She skimmed across
the dance floor in white see-through pants and a crop top. My friends had disappeared. We danced, brought together by an unaccountable
gravity. I offered her a drink and she came with me to the other part of the club,
where drag queens lip-synch to old pop songs. We watched and chatted. We went
back and danced until the lights came on. We went to an all-night diner. I made
up story about being a graduate student, coloring the conversation with terms I
half understood and probably mispronounced. She told me whatever she wanted me
to believe about her. Her dad was a strict Vietnamese father, she said, and she
lived in a shed in the backyard in order to have a little freedom. We drove up
to the west hills near Council Crest. I had my hand down her pants when she
asked me if I was Asian. We realized the sun was coming up when a runner went
by the car and startled us. She told me to meet her later back at the club and
I said “sure,” but I knew I would never show up.

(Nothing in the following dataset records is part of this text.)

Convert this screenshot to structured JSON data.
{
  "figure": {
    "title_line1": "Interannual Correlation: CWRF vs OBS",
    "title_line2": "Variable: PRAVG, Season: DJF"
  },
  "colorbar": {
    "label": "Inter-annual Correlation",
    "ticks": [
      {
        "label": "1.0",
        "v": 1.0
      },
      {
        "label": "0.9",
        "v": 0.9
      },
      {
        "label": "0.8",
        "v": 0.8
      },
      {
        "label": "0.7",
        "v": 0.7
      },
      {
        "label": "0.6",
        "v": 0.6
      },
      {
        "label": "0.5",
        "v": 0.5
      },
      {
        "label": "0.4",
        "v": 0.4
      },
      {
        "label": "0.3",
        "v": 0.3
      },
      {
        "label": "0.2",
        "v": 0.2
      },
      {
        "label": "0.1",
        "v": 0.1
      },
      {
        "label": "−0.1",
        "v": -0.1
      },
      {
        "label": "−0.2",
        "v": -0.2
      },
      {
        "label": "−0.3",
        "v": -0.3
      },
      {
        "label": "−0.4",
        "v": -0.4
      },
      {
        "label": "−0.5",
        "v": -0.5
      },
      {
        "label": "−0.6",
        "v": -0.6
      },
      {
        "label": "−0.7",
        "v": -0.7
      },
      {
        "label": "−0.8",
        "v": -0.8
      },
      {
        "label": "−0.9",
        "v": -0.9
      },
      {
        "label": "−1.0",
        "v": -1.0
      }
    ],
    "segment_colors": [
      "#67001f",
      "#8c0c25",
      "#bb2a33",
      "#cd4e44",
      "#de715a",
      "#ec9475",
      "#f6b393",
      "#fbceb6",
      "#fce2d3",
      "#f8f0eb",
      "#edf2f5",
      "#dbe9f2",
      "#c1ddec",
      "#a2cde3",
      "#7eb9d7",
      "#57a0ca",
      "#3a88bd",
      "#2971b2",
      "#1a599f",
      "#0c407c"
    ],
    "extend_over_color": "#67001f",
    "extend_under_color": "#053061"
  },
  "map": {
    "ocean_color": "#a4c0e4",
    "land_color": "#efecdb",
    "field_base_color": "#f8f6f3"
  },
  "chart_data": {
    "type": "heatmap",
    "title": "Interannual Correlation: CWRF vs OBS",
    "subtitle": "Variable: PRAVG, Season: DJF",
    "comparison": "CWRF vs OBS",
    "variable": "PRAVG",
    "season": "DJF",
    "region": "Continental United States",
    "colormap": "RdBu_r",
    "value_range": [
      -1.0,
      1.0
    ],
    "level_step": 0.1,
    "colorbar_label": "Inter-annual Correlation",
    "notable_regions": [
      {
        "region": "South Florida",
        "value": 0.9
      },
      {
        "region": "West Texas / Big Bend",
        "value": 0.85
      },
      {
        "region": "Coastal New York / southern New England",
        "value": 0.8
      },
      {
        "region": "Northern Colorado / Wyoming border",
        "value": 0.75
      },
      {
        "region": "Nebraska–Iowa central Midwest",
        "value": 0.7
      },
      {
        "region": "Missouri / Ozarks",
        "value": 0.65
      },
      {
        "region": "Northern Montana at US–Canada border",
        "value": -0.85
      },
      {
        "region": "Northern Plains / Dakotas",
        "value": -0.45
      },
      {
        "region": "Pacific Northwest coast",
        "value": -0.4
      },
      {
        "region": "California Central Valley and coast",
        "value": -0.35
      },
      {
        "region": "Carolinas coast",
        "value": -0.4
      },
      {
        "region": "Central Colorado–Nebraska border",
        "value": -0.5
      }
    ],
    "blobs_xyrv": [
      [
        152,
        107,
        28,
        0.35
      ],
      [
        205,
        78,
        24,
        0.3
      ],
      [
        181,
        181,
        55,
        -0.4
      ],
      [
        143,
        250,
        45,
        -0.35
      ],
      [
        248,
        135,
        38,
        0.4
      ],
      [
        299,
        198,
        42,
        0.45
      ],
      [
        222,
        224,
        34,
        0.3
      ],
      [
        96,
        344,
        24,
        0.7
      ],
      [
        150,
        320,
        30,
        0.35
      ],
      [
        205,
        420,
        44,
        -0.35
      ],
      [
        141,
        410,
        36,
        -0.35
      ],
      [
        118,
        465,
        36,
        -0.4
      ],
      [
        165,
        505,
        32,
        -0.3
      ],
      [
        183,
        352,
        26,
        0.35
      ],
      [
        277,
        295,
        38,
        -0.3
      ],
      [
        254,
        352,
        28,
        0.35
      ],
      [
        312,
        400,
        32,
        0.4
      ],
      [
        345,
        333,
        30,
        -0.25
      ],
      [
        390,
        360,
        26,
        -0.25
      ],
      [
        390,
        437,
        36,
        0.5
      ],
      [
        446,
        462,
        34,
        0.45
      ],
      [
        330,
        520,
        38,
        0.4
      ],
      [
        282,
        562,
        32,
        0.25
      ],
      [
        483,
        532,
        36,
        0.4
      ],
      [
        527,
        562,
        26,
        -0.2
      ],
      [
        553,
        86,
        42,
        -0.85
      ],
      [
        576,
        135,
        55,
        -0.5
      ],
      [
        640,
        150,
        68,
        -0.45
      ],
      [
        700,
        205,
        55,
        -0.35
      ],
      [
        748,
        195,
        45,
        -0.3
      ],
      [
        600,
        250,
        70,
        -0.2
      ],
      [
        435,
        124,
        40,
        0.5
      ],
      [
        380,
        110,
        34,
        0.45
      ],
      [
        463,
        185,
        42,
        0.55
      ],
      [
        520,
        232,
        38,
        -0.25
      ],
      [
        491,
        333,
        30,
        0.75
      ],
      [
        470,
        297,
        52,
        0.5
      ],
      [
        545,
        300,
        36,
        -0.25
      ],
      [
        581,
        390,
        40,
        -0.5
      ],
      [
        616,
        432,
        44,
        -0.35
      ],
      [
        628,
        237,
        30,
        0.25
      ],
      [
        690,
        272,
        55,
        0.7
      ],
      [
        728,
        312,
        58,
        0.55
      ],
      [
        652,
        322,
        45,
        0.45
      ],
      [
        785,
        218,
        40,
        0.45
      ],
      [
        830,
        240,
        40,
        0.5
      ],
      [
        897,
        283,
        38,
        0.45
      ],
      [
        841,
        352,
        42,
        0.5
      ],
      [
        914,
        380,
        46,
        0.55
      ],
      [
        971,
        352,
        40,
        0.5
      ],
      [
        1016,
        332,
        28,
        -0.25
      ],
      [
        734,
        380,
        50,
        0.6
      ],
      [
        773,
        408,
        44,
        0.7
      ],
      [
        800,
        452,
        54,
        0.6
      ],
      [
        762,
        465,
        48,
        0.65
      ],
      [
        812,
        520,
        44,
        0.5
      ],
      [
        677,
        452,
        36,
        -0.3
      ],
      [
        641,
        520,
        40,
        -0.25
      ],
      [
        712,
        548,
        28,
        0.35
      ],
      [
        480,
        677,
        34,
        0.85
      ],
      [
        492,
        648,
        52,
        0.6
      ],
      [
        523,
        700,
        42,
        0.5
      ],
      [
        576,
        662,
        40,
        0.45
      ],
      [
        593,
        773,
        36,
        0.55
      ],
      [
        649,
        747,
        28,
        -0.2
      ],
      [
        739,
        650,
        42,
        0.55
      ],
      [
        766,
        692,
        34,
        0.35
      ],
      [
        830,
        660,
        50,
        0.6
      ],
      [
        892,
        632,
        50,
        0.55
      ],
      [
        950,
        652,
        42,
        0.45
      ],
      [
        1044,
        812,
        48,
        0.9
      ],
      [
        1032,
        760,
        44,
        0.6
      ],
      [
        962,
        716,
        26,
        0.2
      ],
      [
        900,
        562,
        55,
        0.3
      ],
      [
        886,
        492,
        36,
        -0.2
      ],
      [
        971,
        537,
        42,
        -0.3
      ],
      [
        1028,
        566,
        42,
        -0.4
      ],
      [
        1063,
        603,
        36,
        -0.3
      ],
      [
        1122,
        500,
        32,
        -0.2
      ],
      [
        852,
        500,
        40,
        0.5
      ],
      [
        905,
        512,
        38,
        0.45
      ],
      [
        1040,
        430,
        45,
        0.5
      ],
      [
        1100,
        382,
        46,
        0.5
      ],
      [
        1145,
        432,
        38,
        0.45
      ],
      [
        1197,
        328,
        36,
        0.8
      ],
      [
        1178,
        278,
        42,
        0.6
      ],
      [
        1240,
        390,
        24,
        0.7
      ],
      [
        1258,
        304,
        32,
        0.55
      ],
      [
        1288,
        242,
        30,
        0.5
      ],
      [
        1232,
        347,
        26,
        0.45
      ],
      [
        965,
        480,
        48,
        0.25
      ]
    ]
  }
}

This other time, I am at this club on the east side of
Portland. I have no memory of how I ended up there, but I’m with friends. Little
groups break off, tiny galaxies circling the dance floor. People vanish as the
night goes on. Eventually we—my one remaining friend, the two women we sort of
know, and me—are surrounded by strangers, pushing us closer together. My friend
and I are far away from home, and I ask the women for a ride back. They suggest
we drink wine at their house, which is close enough to home. Bottles are opened
and in the confusion of bottles I drink out of an old one swimming with soggy cigarettes.
It’s great fun. Everyone has a good laugh. We pair off. My friend passes out
and there is an extra person. She, full of the kind of confidence that eludes
me, comes into the bedroom and says, “So what are you guys up to?”
Just a few weeks ago, we wander together through downtown
Los Angeles. It’s warm and she says we should hit another place before catching
the Metro back. We hear cumbia thumping out of a place. We look at each other
with the same “why not?” expression and go in. On the floor short, round, brown
women turn past us. Beautiful wobbly tops become flesh. I remember that my mom
was once a taxi dancer. Cumbias, merengues, rumbas. Mostly older people and the
very serious dance, the rest of us watch. She asks me if we’re going to dance
but it hasn’t even occurred to me. But soon we’re out there sweating and
smiling through reggeaton, cumbia fusion, hip hop, and funk. Soaking in sweat
and tipsy as fuck, we run to catch the last train, laughing, laughing,
laughing.
“‘Oh don’t you dare look back. Keep your eyes on me.’/I said,‘You’re holding back.’/She said, ‘Shut up and dance with me!’” This phrasing is
beautiful and true. Sometimes we forget that music can be danced to, that its
pleasure can be an embodied experience, libidinal and erotic. Sometimes our
best statements about music are gestures, so shut up and dance.